There are many proofs to this halacha. For one, the Sifri in Biha’aloscha says that Miriam did not have any malicious intent when she told Aharon that Moshe separated from his wife, still in all she was punished. The Ramban in Devarim 24:9 says straight out that even if you have no intent to do any damage it’s still rechilus. Bottom line you have to think before you talk lest you come to be negligent in speaking rechilus.
Another clear-cut proof the Chofetz Chaim brings is from a gemara in Sanhedrin 30a. When the Jewish court presents the final decision in a case, Rebbe Yochanan holds that the official written document for the decision should not spell out which judges said guilty, and which said innocent because that would be rechilus. Clearly there is no malicious intent there, of trying to malign any judges. The court statement would just say which judge said what. Still in all it is rechilus.

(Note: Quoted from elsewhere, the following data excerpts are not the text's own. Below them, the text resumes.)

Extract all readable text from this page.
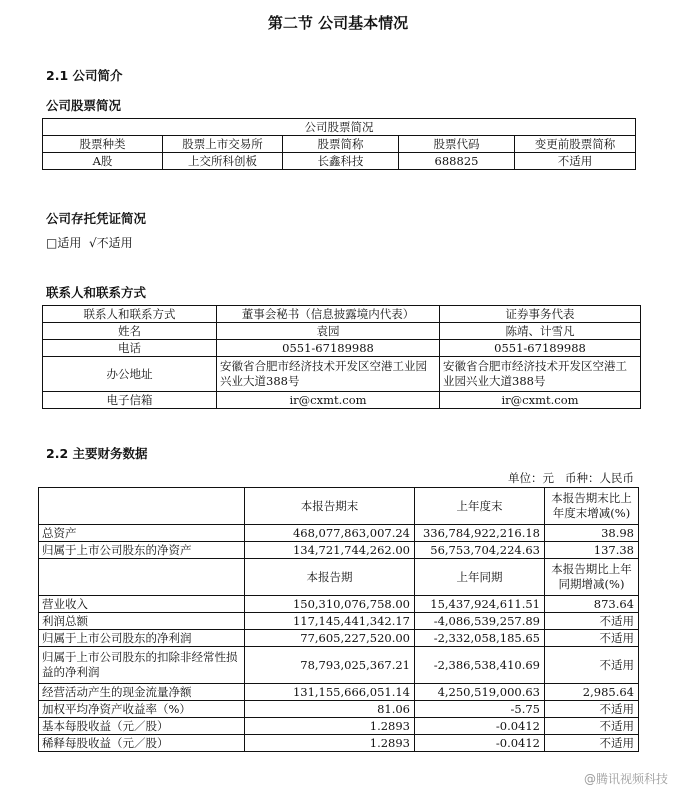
第二节 公司基本情况
2.1 公司简介
公司股票简况
公司股票简况				
股票种类	股票上市交易所	股票简称	股票代码	变更前股票简称
A股	上交所科创板	长鑫科技	688825	不适用
公司存托凭证简况
□适用  √不适用
联系人和联系方式
联系人和联系方式	董事会秘书（信息披露境内代表）	证券事务代表
姓名	袁园	陈靖、计雪凡
电话	0551-67189988	0551-67189988
办公地址	安徽省合肥市经济技术开发区空港工业园兴业大道388号	安徽省合肥市经济技术开发区空港工业园兴业大道388号
电子信箱	ir@cxmt.com	ir@cxmt.com
2.2 主要财务数据
单位：元   币种：人民币
	本报告期末	上年度末	本报告期末比上年度末增减(%)
总资产	468,077,863,007.24	336,784,922,216.18	38.98
归属于上市公司股东的净资产	134,721,744,262.00	56,753,704,224.63	137.38
	本报告期	上年同期	本报告期比上年同期增减(%)
营业收入	150,310,076,758.00	15,437,924,611.51	873.64
利润总额	117,145,441,342.17	-4,086,539,257.89	不适用
归属于上市公司股东的净利润	77,605,227,520.00	-2,332,058,185.65	不适用
归属于上市公司股东的扣除非经常性损益的净利润	78,793,025,367.21	-2,386,538,410.69	不适用
经营活动产生的现金流量净额	131,155,666,051.14	4,250,519,000.63	2,985.64
加权平均净资产收益率（%）	81.06	-5.75	不适用
基本每股收益（元／股）	1.2893	-0.0412	不适用
稀释每股收益（元／股）	1.2893	-0.0412	不适用
@腾讯视频科技
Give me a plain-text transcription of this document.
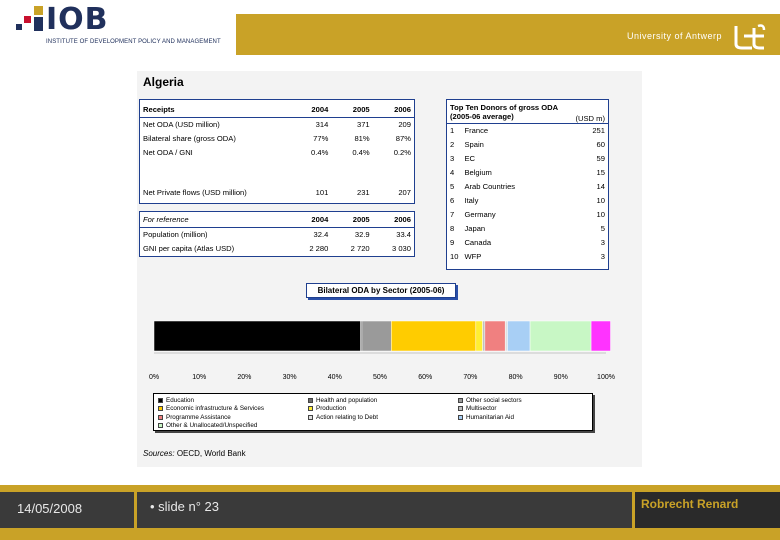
IOB
INSTITUTE OF DEVELOPMENT POLICY AND MANAGEMENT
University of Antwerp
Algeria
Receipts	2004	2005	2006
Net ODA (USD million)	314	371	209
Bilateral share (gross ODA)	77%	81%	87%
Net ODA / GNI	0.4%	0.4%	0.2%

Net Private flows (USD million)	101	231	207
For reference	2004	2005	2006
Population (million)	32.4	32.9	33.4
GNI per capita (Atlas USD)	2 280	2 720	3 030
Top Ten Donors of gross ODA (2005-06 average)		(USD m)
1	France	251
2	Spain	60
3	EC	59
4	Belgium	15
5	Arab Countries	14
6	Italy	10
7	Germany	10
8	Japan	5
9	Canada	3
10	WFP	3
Bilateral ODA by Sector (2005-06)
0%	10%	20%	30%	40%	50%	60%	70%	80%	90%	100%
Education	Health and population	Other social sectors
Economic infrastructure & Services	Production	Multisector
Programme Assistance	Action relating to Debt	Humanitarian Aid
Other & Unallocated/Unspecified
Sources: OECD, World Bank
14/05/2008	• slide n° 23	Robrecht Renard
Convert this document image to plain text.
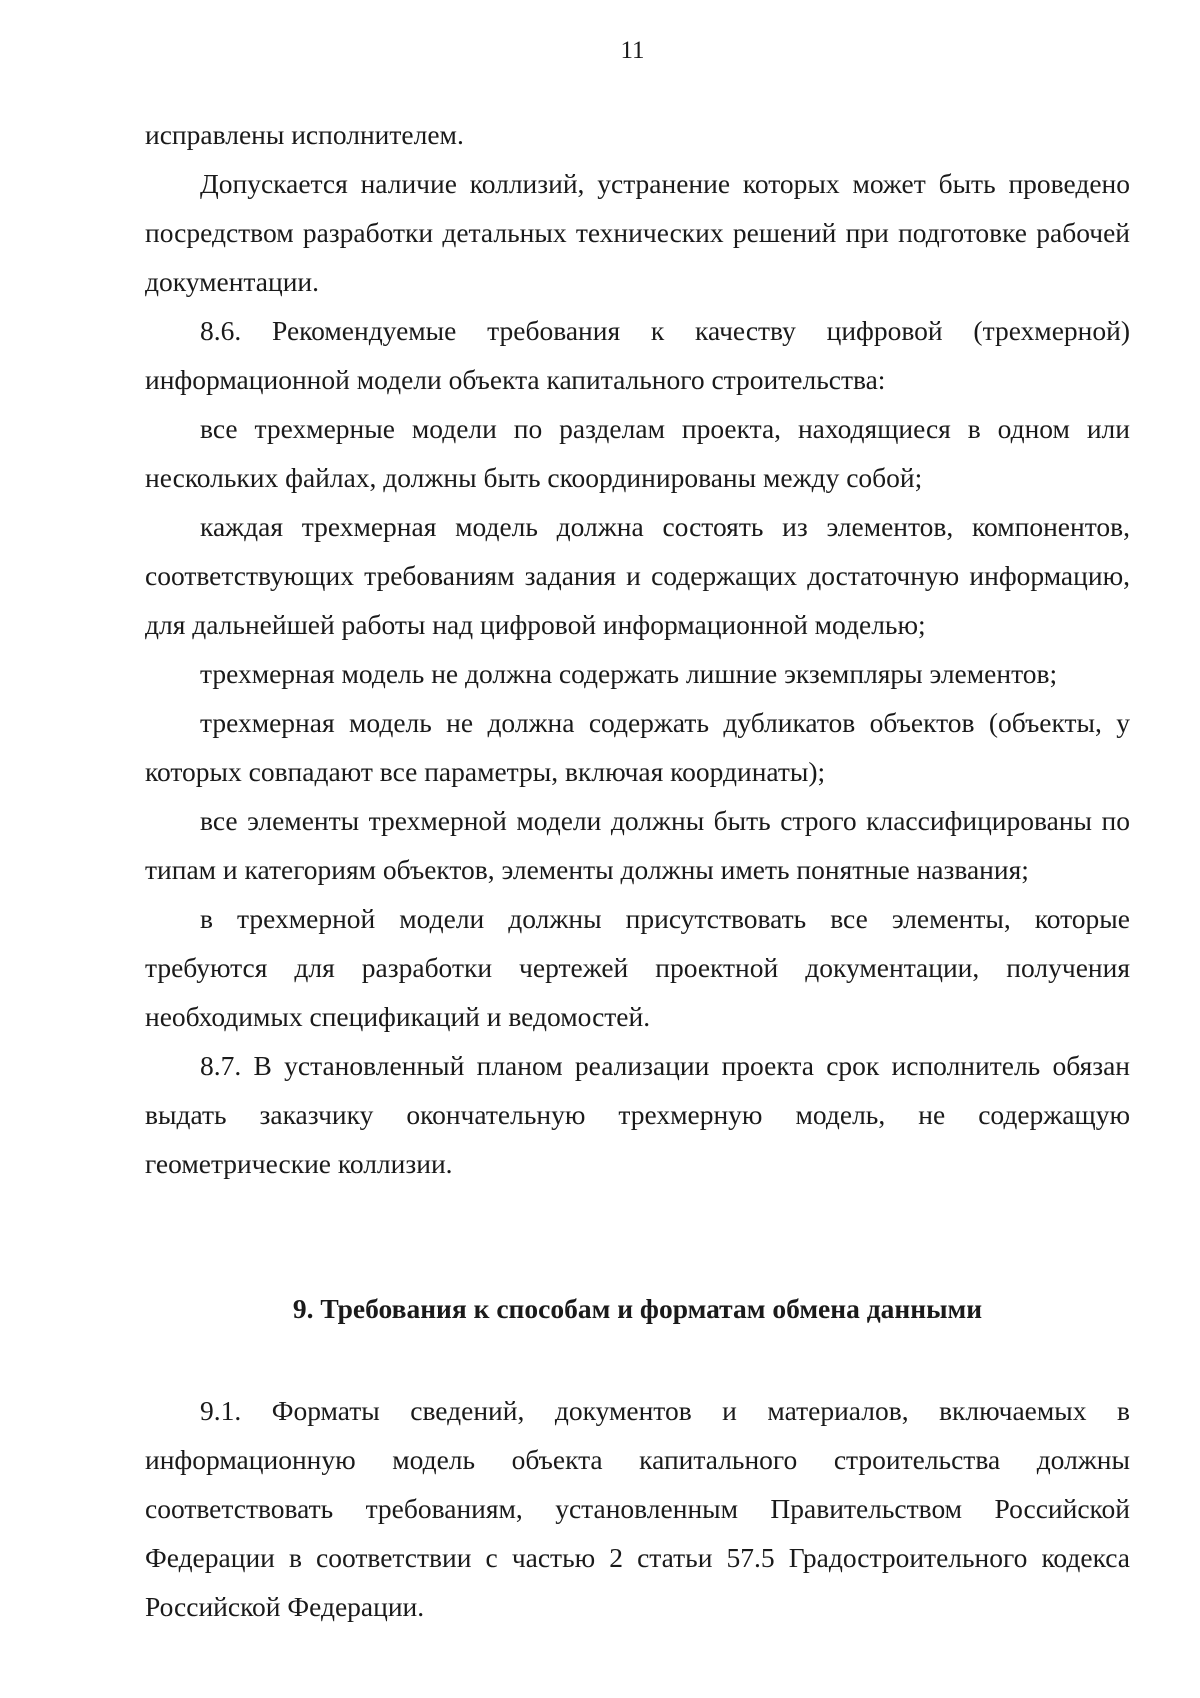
11

исправлены исполнителем.

Допускается наличие коллизий, устранение которых может быть проведено посредством разработки детальных технических решений при подготовке рабочей документации.

8.6. Рекомендуемые требования к качеству цифровой (трехмерной) информационной модели объекта капитального строительства:

все трехмерные модели по разделам проекта, находящиеся в одном или нескольких файлах, должны быть скоординированы между собой;

каждая трехмерная модель должна состоять из элементов, компонентов, соответствующих требованиям задания и содержащих достаточную информацию, для дальнейшей работы над цифровой информационной моделью;

трехмерная модель не должна содержать лишние экземпляры элементов;

трехмерная модель не должна содержать дубликатов объектов (объекты, у которых совпадают все параметры, включая координаты);

все элементы трехмерной модели должны быть строго классифицированы по типам и категориям объектов, элементы должны иметь понятные названия;

в трехмерной модели должны присутствовать все элементы, которые требуются для разработки чертежей проектной документации, получения необходимых спецификаций и ведомостей.

8.7. В установленный планом реализации проекта срок исполнитель обязан выдать заказчику окончательную трехмерную модель, не содержащую геометрические коллизии.

9. Требования к способам и форматам обмена данными

9.1. Форматы сведений, документов и материалов, включаемых в информационную модель объекта капитального строительства должны соответствовать требованиям, установленным Правительством Российской Федерации в соответствии с частью 2 статьи 57.5 Градостроительного кодекса Российской Федерации.
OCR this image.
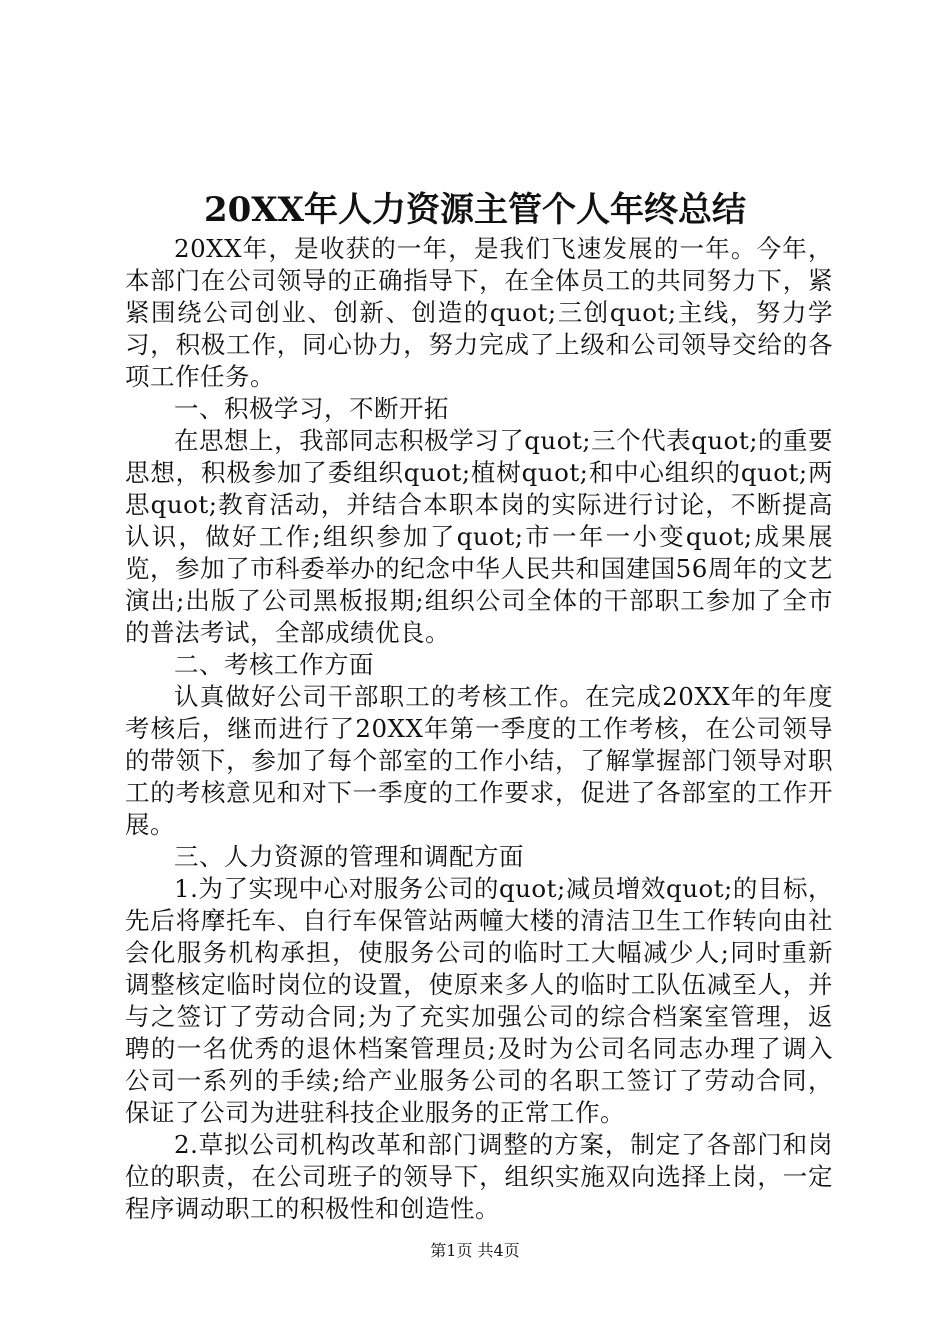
20XX年人力资源主管个人年终总结

20XX年，是收获的一年，是我们飞速发展的一年。今年，本部门在公司领导的正确指导下，在全体员工的共同努力下，紧紧围绕公司创业、创新、创造的quot;三创quot;主线，努力学习，积极工作，同心协力，努力完成了上级和公司领导交给的各项工作任务。

一、积极学习，不断开拓

在思想上，我部同志积极学习了quot;三个代表quot;的重要思想，积极参加了委组织quot;植树quot;和中心组织的quot;两思quot;教育活动，并结合本职本岗的实际进行讨论，不断提高认识，做好工作;组织参加了quot;市一年一小变quot;成果展览，参加了市科委举办的纪念中华人民共和国建国56周年的文艺演出;出版了公司黑板报期;组织公司全体的干部职工参加了全市的普法考试，全部成绩优良。

二、考核工作方面

认真做好公司干部职工的考核工作。在完成20XX年的年度考核后，继而进行了20XX年第一季度的工作考核，在公司领导的带领下，参加了每个部室的工作小结，了解掌握部门领导对职工的考核意见和对下一季度的工作要求，促进了各部室的工作开展。

三、人力资源的管理和调配方面

1.为了实现中心对服务公司的quot;减员增效quot;的目标，先后将摩托车、自行车保管站两幢大楼的清洁卫生工作转向由社会化服务机构承担，使服务公司的临时工大幅减少人;同时重新调整核定临时岗位的设置，使原来多人的临时工队伍减至人，并与之签订了劳动合同;为了充实加强公司的综合档案室管理，返聘的一名优秀的退休档案管理员;及时为公司名同志办理了调入公司一系列的手续;给产业服务公司的名职工签订了劳动合同，保证了公司为进驻科技企业服务的正常工作。

2.草拟公司机构改革和部门调整的方案，制定了各部门和岗位的职责，在公司班子的领导下，组织实施双向选择上岗，一定程序调动职工的积极性和创造性。

第1页 共4页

Another proof is from a gemara in Shabbos 33b where Rebbe Yehuda, Rebbe Yossi and Rebbe Shimon bar Yochai were sitting around shmuzing and Rebbe Yehuda ben gierim (he was a son of converts) was nearby listening. Rebbe Yehuda said that the Romans did so many wonderful things like build roads, bridges, and marketplaces. Rebbe Yossi stayed quiet. Rebbe Shimon bar Yochai said they did all that for their own benefit. Rebbe Yehuda ben Geirim told over this conversation to his students and parents. Somehow the Roman government found out about it. They rewarded Rebbe Yehuda, Rebbe Yossi went into exile and Rebbe Shimon bar Yochai was eventually executed. Before he was executed, he found Rebbe Yehuda ben Geirim one day in the market and he said what are you still doing around and he looked at him with an evil eye and Rebbe Yehuda ben geirim turned into a pile of bones. Now Rebbe Yehuda ben Geirim wasn’t trying to eat on Rebbe Shimon bar Yochai, and he was known to be a great rabbi with students but still what he said caused the execution of rebbe Shimon bar Yochai and therefore he was held liable for rechilus and deservingly punished as the Kesef Mishna points out.